In an editorial yesterday entitled "The Rule of Law Prevails," the Los Angeles Times argued that the Supreme Court's refusal to accept for review the D.C. Circuit Court of Appeals' ruling that disallowed disgorgement as a remedy in the DOJ's civil RICO case against the tobacco companies was appropriate and just, as it allows the rule of law to govern the case.
According to the editorial: "The Justice Department's effort to recoup the industry's past profits in a civil suit brought under the Racketeer Influenced Organizations Act was a classic example of overreach. ... Congress clearly meant for the so-called disgorgement of ill-gotten gains to be a remedy available to the prosecution only in criminal RICO cases, where the government has to prove its case beyond a reasonable doubt before a jury. In its civil case against the cigarette makers, the government faces a lower burden of proof. As the appellate court rightly ruled, under the RICO law, remedies in civil cases are limited to forward-looking behavior. So the government can seek billions from the tobacco companies to fund new smoking cessation programs, for example, but it cannot attempt to recover past profits."
The Rest of the Story
I think the L.A. Times expresses a sentiment that anti-smoking advocates would be wise to pay attention to: that there is a value we place in society on the rule of law prevailing, even when our gut feelings and emotions may wish for a different outcome.
Many anti-smoking advocates are angry (and appropriately so) at the tobacco companies for their actions over the past five decades which have led to the addiction of smokers and many thousands of deaths. And they would like to see justice served, which is also an entirely appropriate sentiment.
However, I think it's important to realize that justice is not served and will not be served by the inappropriate application of the law against the tobacco companies or by the improper interpretation of the law by the courts in order to help society achieve its considered judgments against the industry, no matter how appropriate those judgments may be. Public figures, and that includes public health practitioners, must seek remedies to this problem that are consistent with the law of the land.
So the sentiment that the L.A. Times is expressing is also an entirely appropriate one: that under the RICO law under which this case is being tried, it is very clear that forward-looking civil remedies are required; thus, disgorgement of past profits is not allowable and by not reviewing the appellate court's decision at this time, justice has been served (at least temporarily - since the Court could agree to review the decision at a later date).
Even people who we are absolutely convinced are criminals are entitled to a fair trial. Even mass murderers are entitled to the defenses that the law has to offer. It's an important part of our system of justice. In fact, in many ways, this is what ensures freedom and individual rights in a democracy.

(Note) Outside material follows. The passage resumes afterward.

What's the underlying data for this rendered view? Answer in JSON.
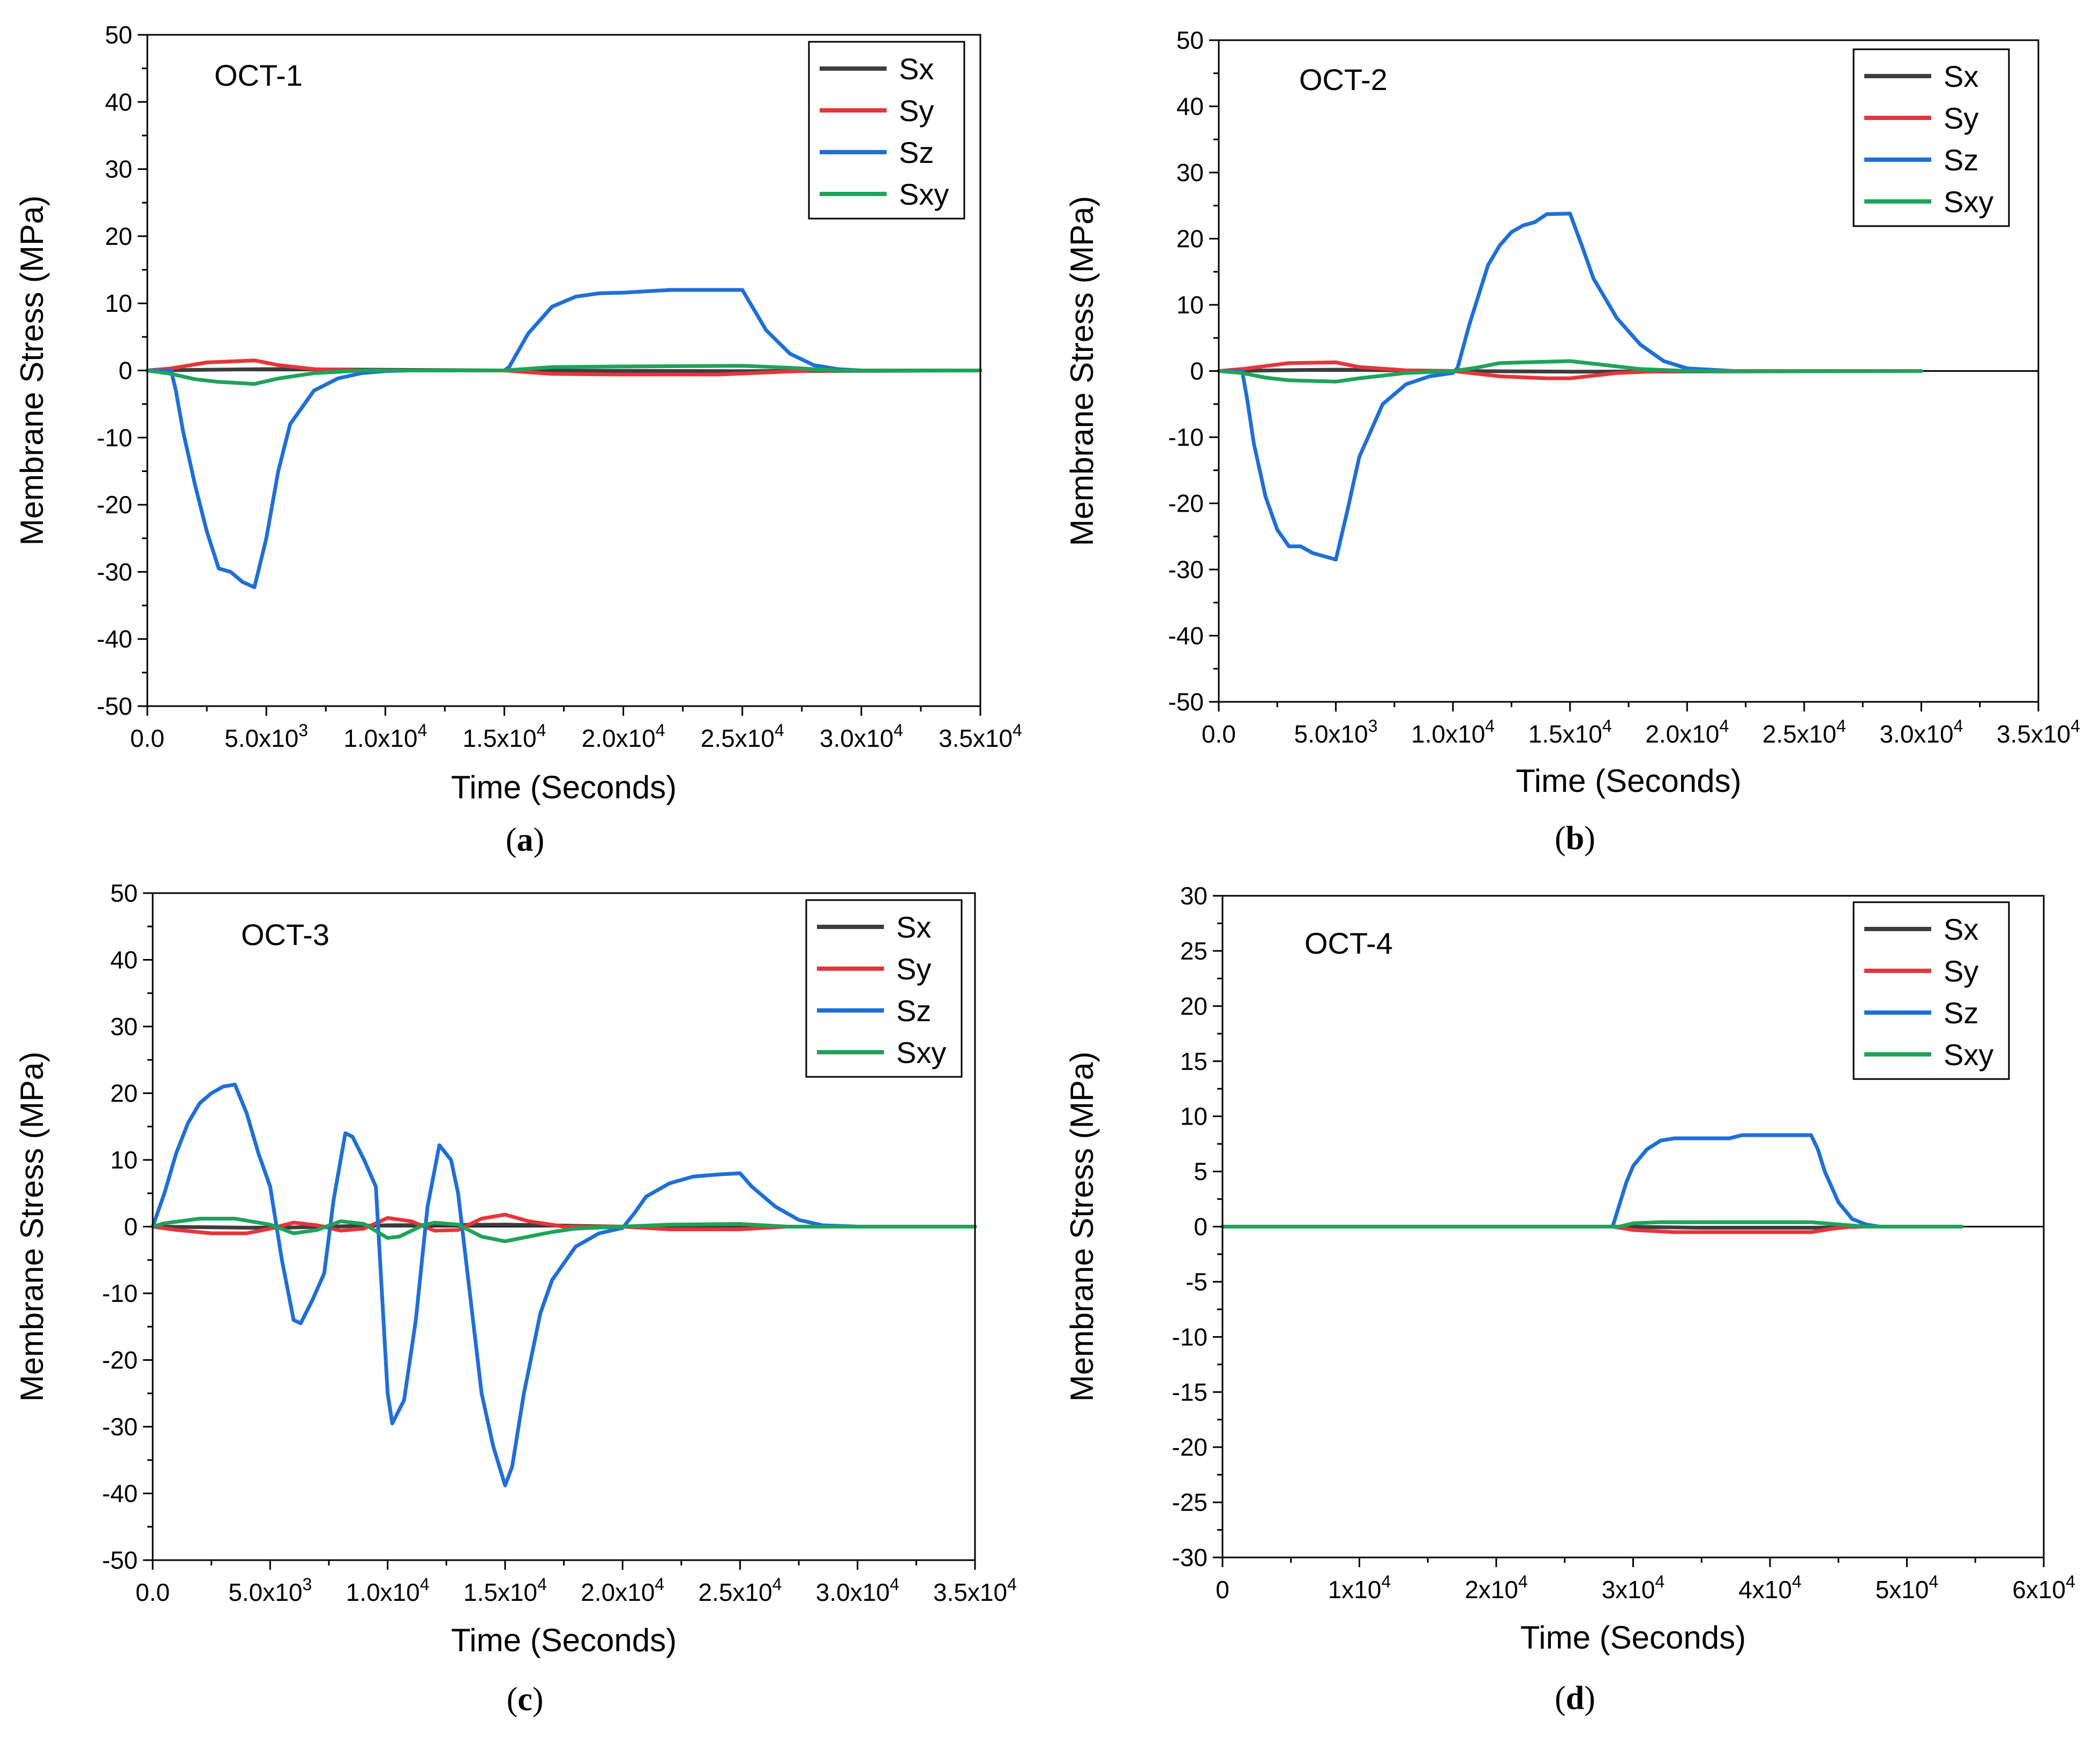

Look at the concerns that are being expressed over the trial of Saddam Hussein. Here is a guy who is apparently so heinous that we justified killing nearly 2,000 U.S. soldiers to get him out of power, and the only concern that is being expressed about his trial is that not enough safeguards are being taken to ensure that he has a fair trial and that his rights as a defendant are not violated. Human Rights Watch is observing every aspect of the trial and was extremely "troubled" by what was going on.
That is distasteful to me. It makes me sick to think about. Here we have an individual who committed the worst imaginable crimes against humanity and killed thousands of his own people and the only thing we're worried about is that we are not too quick to sentence him. Nevertheless, it is a necessary measure to maintain the integrity of human rights throughout the world.
If public health practitioners and anti-smoking advocates are truly interested in maintaining the integrity of our legal system, the system by which citizens are able to pursue justice, then I think they should show more of an interest in making sure that the remedies they are seeking are appropriate under the law, and less of an interest in trying to extract the highest possible penalties they can think of asking for when it has been made very clear to them that such penalties are not permissible.
I think the L.A. Times is right on track in its opinion, but I don't think it went far enough. While it is true that according to the appeals court, remedies in civil RICO cases must be forward-looking, that is certainly not a sufficient criterion. They also must serve to prevent and restrain future RICO violations.
Funding new smoking cessation programs does not do that. Thus, it is not allowable under RICO. The government cannot "seek billions from the tobacco companies to fund new smoking cessation programs." It is simply not consistent with the law.
One minor note before concluding: I think the L.A. Times probably made a little too much out of the Supreme Court's failure to review the case at this time. I don't think that decision necessarily reflects a feeling that it is very unlikely that the Court would overturn the appellate court's decision. I think it's entirely possible that the Court simply has no interest in considering this issue in the middle of the case, before there has even been a ruling from the District Court. Ultimately, if the Supreme Court upholds the Appeals Court decision, then I think the rule of law will have prevailed. The final outcome is net yet clear.
The rest of the story suggests that despite how strongly anti-smoking advocates may feel about the actions of the tobacco companies, our system of justice still requires that remedies be sought which are consistent with the law of the land. As much as we might like to see the tobacco companies punished, it is inappropriate to seek punishment that is not allowable under the law, and ultimately, it undermines, rather than enhances, our investment in justice.